18521396. MACHINE LEARNING PARALLELIZATION METHOD USING HOST CPU WITH MULTI-SOCKET STRUCTURE AND APPARATUS THEREFOR simplified abstract (ELECTRONICS AND TELECOMMUNICATIONS RESEARCH INSTITUTE)
Contents
- 1 MACHINE LEARNING PARALLELIZATION METHOD USING HOST CPU WITH MULTI-SOCKET STRUCTURE AND APPARATUS THEREFOR
- 1.1 Organization Name
- 1.2 Inventor(s)
- 1.3 MACHINE LEARNING PARALLELIZATION METHOD USING HOST CPU WITH MULTI-SOCKET STRUCTURE AND APPARATUS THEREFOR - A simplified explanation of the abstract
- 1.4 Simplified Explanation
- 1.5 Potential Applications
- 1.6 Problems Solved
- 1.7 Benefits
- 1.8 Potential Commercial Applications
- 1.9 Possible Prior Art
- 1.10 Original Abstract Submitted
MACHINE LEARNING PARALLELIZATION METHOD USING HOST CPU WITH MULTI-SOCKET STRUCTURE AND APPARATUS THEREFOR
Organization Name
ELECTRONICS AND TELECOMMUNICATIONS RESEARCH INSTITUTE
Inventor(s)
Myung-Hoon Cha of Daejeon (KR)
MACHINE LEARNING PARALLELIZATION METHOD USING HOST CPU WITH MULTI-SOCKET STRUCTURE AND APPARATUS THEREFOR - A simplified explanation of the abstract
This abstract first appeared for US patent application 18521396 titled 'MACHINE LEARNING PARALLELIZATION METHOD USING HOST CPU WITH MULTI-SOCKET STRUCTURE AND APPARATUS THEREFOR
Simplified Explanation
The abstract describes a method for machine-learning parallelization using host CPUs of a multi-socket structure. The method involves splitting a learning model at a layer level for pipeline stages, allocating them to Non-Uniform Memory Access (NUMA) nodes for respective CPU sockets, initializing parameters required for learning, generating multiple threads based on a policy of each parallelism algorithm, and executing them by allocating them to respective cores included in the NUMA node.
- Machine-learning parallelization method using host CPUs of a multi-socket structure:
- Splitting learning model at a layer level for pipeline stages - Allocating to NUMA nodes for respective CPU sockets - Initializing parameters for learning - Generating multiple threads based on parallelism algorithm policy - Executing threads by allocating them to respective cores in the NUMA node
Potential Applications
This technology can be applied in various fields such as: - Data analytics - Image recognition - Natural language processing
Problems Solved
- Efficient parallelization of machine learning tasks - Utilization of host CPUs in a multi-socket structure - Optimization of learning model allocation
Benefits
- Improved performance in machine learning tasks - Enhanced scalability - Reduced computational time and resources
Potential Commercial Applications
Optimized machine learning parallelization for: - Cloud computing services - Big data analytics platforms - AI-driven applications
Possible Prior Art
Prior art may include: - Parallel processing techniques in distributed systems - Multi-threading algorithms for computational tasks
Unanswered Questions
How does this method compare to existing parallelization techniques in terms of performance and scalability?

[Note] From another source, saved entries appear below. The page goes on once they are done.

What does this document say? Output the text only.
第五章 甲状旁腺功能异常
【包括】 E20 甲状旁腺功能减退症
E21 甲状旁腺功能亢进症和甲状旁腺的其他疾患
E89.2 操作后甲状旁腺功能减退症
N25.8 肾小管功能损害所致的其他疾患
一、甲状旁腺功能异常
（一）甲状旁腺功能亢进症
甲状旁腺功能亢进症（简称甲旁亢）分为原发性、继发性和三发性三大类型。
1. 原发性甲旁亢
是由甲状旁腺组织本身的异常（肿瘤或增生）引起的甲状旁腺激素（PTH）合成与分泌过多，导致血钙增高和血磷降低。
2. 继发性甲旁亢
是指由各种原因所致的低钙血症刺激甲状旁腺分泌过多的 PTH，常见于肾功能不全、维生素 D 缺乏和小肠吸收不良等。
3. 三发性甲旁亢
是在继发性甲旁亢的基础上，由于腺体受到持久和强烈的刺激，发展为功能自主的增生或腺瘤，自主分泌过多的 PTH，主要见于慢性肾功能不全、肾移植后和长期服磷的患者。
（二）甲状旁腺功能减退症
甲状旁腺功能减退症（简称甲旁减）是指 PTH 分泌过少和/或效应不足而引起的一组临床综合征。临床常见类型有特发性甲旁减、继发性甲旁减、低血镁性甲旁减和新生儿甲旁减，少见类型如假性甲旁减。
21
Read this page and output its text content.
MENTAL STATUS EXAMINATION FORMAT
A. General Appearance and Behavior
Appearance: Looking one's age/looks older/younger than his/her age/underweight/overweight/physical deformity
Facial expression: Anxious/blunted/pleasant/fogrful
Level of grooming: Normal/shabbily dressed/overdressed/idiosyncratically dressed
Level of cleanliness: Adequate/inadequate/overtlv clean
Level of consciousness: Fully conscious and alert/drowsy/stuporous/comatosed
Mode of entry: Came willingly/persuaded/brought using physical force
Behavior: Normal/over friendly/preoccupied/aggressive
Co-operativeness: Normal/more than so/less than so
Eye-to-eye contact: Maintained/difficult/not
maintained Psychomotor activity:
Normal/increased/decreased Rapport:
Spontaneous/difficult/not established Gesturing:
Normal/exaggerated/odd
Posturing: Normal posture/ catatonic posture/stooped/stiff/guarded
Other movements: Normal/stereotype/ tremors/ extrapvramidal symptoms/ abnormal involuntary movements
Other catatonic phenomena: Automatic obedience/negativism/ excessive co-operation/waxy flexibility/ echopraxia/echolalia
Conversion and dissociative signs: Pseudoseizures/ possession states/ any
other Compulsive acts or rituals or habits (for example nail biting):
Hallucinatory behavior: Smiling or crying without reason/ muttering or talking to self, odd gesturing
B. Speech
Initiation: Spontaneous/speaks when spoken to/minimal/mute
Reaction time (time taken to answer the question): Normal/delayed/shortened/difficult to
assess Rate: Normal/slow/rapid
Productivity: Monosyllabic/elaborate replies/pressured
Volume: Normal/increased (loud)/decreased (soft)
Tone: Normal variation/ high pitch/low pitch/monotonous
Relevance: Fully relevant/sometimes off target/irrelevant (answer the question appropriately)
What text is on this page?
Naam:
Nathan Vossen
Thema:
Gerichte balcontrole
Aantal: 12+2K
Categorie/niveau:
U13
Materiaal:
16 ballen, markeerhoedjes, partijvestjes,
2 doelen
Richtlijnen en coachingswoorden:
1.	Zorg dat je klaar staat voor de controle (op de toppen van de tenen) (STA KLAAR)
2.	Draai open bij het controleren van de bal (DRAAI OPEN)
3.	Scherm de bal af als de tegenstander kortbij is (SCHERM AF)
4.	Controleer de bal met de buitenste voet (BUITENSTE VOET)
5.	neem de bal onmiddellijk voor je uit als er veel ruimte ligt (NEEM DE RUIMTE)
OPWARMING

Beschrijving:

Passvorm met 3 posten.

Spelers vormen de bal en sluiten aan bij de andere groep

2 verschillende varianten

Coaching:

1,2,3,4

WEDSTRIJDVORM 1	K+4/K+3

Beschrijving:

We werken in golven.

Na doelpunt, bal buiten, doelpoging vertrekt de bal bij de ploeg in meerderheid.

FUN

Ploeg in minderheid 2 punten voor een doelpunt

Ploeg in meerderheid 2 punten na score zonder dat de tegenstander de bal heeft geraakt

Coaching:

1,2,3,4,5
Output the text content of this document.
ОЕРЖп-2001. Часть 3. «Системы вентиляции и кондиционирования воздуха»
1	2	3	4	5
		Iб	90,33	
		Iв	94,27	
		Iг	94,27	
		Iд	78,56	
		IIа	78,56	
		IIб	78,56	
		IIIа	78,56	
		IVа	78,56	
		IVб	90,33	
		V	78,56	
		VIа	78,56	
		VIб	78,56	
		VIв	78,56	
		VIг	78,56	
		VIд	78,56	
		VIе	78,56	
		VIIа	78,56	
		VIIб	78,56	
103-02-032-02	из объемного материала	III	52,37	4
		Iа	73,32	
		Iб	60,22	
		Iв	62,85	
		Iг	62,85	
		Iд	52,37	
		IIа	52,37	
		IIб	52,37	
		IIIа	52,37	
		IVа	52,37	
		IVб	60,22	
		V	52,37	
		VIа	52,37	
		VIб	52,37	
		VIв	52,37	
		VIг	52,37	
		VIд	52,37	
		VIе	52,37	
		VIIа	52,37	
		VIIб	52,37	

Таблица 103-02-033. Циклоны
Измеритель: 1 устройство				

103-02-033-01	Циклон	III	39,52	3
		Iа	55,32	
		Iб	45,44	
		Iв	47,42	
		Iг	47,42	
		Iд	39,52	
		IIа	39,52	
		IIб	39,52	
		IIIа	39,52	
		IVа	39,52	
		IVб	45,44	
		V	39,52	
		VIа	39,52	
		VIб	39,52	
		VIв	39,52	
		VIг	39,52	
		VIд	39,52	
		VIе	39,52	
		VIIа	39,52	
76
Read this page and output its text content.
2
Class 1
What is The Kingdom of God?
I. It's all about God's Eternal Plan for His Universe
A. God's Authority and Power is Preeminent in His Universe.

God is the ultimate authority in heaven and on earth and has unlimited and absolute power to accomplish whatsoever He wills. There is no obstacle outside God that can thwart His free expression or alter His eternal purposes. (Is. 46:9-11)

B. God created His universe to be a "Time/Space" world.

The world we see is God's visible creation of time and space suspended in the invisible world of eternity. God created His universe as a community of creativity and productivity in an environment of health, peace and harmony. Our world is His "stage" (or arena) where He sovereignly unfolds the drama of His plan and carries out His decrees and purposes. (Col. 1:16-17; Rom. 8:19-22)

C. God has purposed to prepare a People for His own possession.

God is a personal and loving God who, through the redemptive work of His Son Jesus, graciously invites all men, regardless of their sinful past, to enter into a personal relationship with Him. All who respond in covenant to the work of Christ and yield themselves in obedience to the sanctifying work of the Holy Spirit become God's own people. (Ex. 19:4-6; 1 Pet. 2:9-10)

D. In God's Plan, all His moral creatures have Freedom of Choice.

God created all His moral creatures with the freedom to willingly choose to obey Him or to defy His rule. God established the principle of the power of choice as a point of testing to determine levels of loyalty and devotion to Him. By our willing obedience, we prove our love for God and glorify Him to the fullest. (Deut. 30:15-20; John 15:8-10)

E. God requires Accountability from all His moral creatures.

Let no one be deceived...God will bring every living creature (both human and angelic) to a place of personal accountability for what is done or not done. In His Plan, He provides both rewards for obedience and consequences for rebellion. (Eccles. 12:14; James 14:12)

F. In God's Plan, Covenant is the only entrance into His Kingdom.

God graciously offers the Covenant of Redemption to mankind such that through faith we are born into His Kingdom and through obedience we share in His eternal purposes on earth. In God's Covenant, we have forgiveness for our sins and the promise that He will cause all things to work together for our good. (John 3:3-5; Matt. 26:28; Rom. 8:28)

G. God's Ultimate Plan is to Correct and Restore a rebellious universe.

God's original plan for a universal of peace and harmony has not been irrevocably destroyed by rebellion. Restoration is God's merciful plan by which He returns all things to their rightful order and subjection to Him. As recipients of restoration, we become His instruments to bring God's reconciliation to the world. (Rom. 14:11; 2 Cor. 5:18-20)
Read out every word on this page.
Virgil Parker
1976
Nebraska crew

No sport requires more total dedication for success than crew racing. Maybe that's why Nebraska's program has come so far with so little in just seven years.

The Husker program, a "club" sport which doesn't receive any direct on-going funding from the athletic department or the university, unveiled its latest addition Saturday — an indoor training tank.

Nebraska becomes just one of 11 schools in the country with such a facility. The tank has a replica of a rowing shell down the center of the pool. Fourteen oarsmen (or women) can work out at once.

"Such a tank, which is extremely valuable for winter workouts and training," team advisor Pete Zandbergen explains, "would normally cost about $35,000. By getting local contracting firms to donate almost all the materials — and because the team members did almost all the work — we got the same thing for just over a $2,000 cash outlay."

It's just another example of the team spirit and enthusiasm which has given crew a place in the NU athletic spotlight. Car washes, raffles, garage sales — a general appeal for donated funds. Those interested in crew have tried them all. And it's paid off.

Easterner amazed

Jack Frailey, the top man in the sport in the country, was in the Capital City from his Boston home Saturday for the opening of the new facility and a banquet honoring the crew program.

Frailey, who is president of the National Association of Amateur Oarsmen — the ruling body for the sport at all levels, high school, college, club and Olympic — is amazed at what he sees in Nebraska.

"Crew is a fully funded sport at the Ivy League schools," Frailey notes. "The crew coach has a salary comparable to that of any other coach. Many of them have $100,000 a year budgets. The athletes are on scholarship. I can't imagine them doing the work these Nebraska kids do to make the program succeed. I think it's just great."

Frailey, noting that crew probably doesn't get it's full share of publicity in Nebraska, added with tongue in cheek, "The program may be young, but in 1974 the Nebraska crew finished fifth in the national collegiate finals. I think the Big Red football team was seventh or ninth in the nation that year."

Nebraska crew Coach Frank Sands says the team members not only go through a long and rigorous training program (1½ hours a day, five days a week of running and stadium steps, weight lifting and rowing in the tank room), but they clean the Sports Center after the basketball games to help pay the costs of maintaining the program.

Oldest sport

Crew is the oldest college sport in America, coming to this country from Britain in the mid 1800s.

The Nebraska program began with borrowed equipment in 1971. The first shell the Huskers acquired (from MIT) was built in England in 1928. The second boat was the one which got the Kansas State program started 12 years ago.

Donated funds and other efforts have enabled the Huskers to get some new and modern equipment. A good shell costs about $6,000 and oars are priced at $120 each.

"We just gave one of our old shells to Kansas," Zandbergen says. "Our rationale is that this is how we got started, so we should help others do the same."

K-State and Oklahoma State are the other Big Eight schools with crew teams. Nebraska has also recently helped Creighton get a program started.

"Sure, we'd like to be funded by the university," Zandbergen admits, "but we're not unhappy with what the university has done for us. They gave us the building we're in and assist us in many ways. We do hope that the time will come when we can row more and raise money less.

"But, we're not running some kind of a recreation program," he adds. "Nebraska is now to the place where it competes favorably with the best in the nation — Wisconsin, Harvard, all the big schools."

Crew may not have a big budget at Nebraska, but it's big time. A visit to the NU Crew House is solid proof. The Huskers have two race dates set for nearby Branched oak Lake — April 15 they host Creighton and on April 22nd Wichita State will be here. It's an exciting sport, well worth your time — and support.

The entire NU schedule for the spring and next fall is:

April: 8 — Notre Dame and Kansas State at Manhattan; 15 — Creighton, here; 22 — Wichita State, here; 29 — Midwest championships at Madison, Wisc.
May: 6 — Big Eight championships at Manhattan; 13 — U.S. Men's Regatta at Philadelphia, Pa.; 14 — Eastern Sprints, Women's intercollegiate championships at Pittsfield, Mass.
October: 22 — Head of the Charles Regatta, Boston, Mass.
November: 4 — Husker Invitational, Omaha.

This article does not provide a direct comparison with existing parallelization techniques. Further research or experimentation may be needed to evaluate the performance and scalability of this method in comparison to others.
What are the specific policies for each parallelism algorithm mentioned in the abstract, and how do they impact the execution of multiple threads?
The abstract mentions considering a policy for each parallelism algorithm when generating multiple threads. However, it does not elaborate on the specific policies or how they affect the execution of threads. Additional information or details would be required to understand the impact of these policies on thread execution.
Original Abstract Submitted
Disclosed herein are a method for machine-learning parallelization using host CPUs of a multi-socket structure and an apparatus therefor. The method, performed by the apparatus for machine-learning parallelization using host CPUs of a multi-socket structure, includes a compile phase in which a learning model is split at a layer level for respective pipeline stages and allocated to Non-Uniform Memory Access (NUMA) nodes for respective CPU sockets and a runtime phase in which parameters required for learning are initialized and multiple threads generated in consideration of a policy of each parallelism algorithm are executed by being allocated to respective cores included in the NUMA node.